Il nome del nostro Parco affonda le radici in una storia millenaria che incrocia il genio del Rinascimento. Se oggi lo chiamiamo “San Rossore”, lo dobbiamo a San Lussorio, soldato martire in Sardegna, il cui culto è legato a un capolavoro assoluto della scultura mondiale: il busto reliquiario di Donatello.
Una Rivoluzione nata a Pisa
Poche città possono vantare di aver ospitato contemporaneamente i due padri del Rinascimento: Donatello nella scultura e Masaccio nella pittura. Nel 1426, i due artisti non solo condividevano gli spazi pisani, ma influenzavano reciprocamente le proprie visioni. Mentre Masaccio dipingeva il celebre Polittico del Carmine, Donatello portava a compimento la rivoluzione del busto-reliquiario.
DONATELLO (Donato di Niccolò di Betto Bardi, Firenze 1386 ca. – 1466)
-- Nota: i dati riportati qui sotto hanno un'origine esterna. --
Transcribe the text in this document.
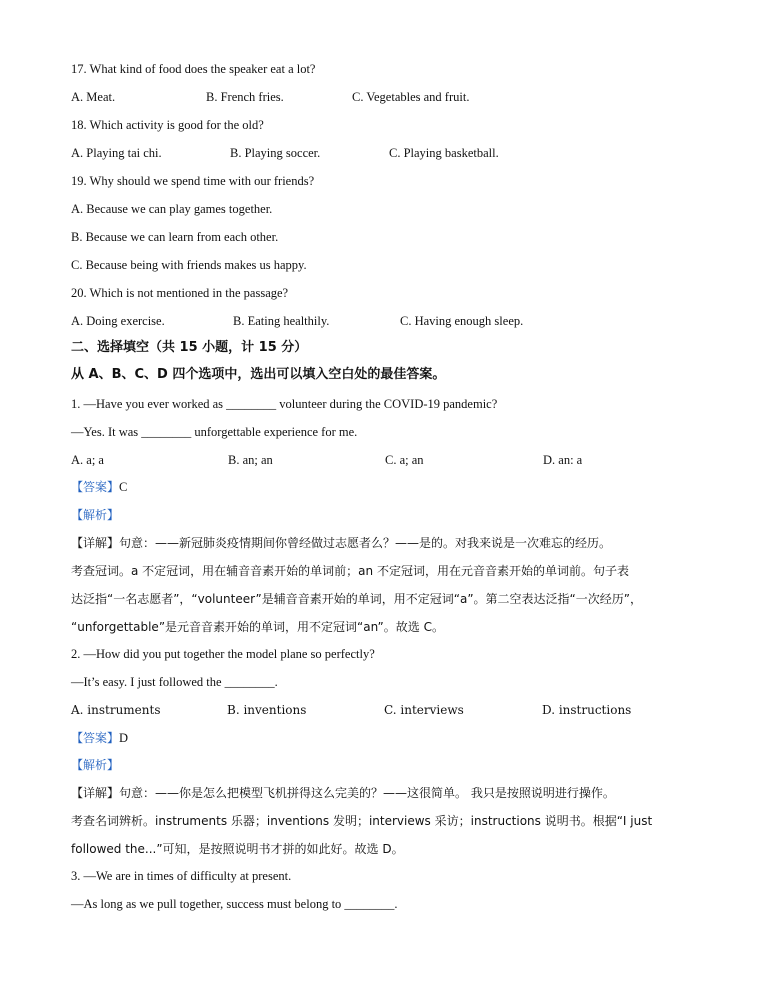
17. What kind of food does the speaker eat a lot?
A. Meat.	B. French fries.	C. Vegetables and fruit.
18. Which activity is good for the old?
A. Playing tai chi.	B. Playing soccer.	C. Playing basketball.
19. Why should we spend time with our friends?
A. Because we can play games together.
B. Because we can learn from each other.
C. Because being with friends makes us happy.
20. Which is not mentioned in the passage?
A. Doing exercise.	B. Eating healthily.	C. Having enough sleep.
二、选择填空（共 15 小题，计 15 分）
从 A、B、C、D 四个选项中，选出可以填入空白处的最佳答案。
1. —Have you ever worked as ________ volunteer during the COVID-19 pandemic?
—Yes. It was ________ unforgettable experience for me.
A. a; a	B. an; an	C. a; an	D. an: a
【答案】C
【解析】
【详解】句意：——新冠肺炎疫情期间你曾经做过志愿者么？——是的。对我来说是一次难忘的经历。
考查冠词。a 不定冠词，用在辅音音素开始的单词前；an 不定冠词，用在元音音素开始的单词前。句子表
达泛指“一名志愿者”，“volunteer”是辅音音素开始的单词，用不定冠词“a”。第二空表达泛指“一次经历”，
“unforgettable”是元音音素开始的单词，用不定冠词“an”。故选 C。
2. —How did you put together the model plane so perfectly?
—It’s easy. I just followed the ________.
A. instruments	B. inventions	C. interviews	D. instructions
【答案】D
【解析】
【详解】句意：——你是怎么把模型飞机拼得这么完美的？——这很简单。 我只是按照说明进行操作。
考查名词辨析。instruments 乐器；inventions 发明；interviews 采访；instructions 说明书。根据“I just
followed the...”可知，是按照说明书才拼的如此好。故选 D。
3. —We are in times of difficulty at present.
—As long as we pull together, success must belong to ________.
Busto reliquiario di San Rossore, 1422-1425 ca. Bronzo fuso, cesellato, dorato e argentato.
L’opera segna un distacco netto dalla tradizione medievale: Donatello abbandona l’idealizzazione per abbracciare un realismo psicologico sconcertante. Il volto del Santo è segnato, “vero”, quasi fosse un ritratto dal vivo di un uomo del Quattrocento.
La Tecnica: Cera Persa e Correzioni Ottiche
L’opera, realizzata in bronzo, è composta da cinque parti distinte fuse separatamente e assemblate con maestria. Ma il vero tocco del genio sta nella correzione ottica: Donatello inclinò lo sguardo del Santo verso il basso per incrociare lo sguardo dei fedeli, creando un dialogo umano e diretto.
Il Ritorno a Casa
Il busto arrivò a Pisa nel 1591 e, dopo un rocambolesco recupero post-furto nel 1976, l’opera è oggi custodita presso il Museo Nazionale di San Matteo. Visitarlo significa comprendere perché il Parco porti questo nome: non è solo geografia, è identità storica.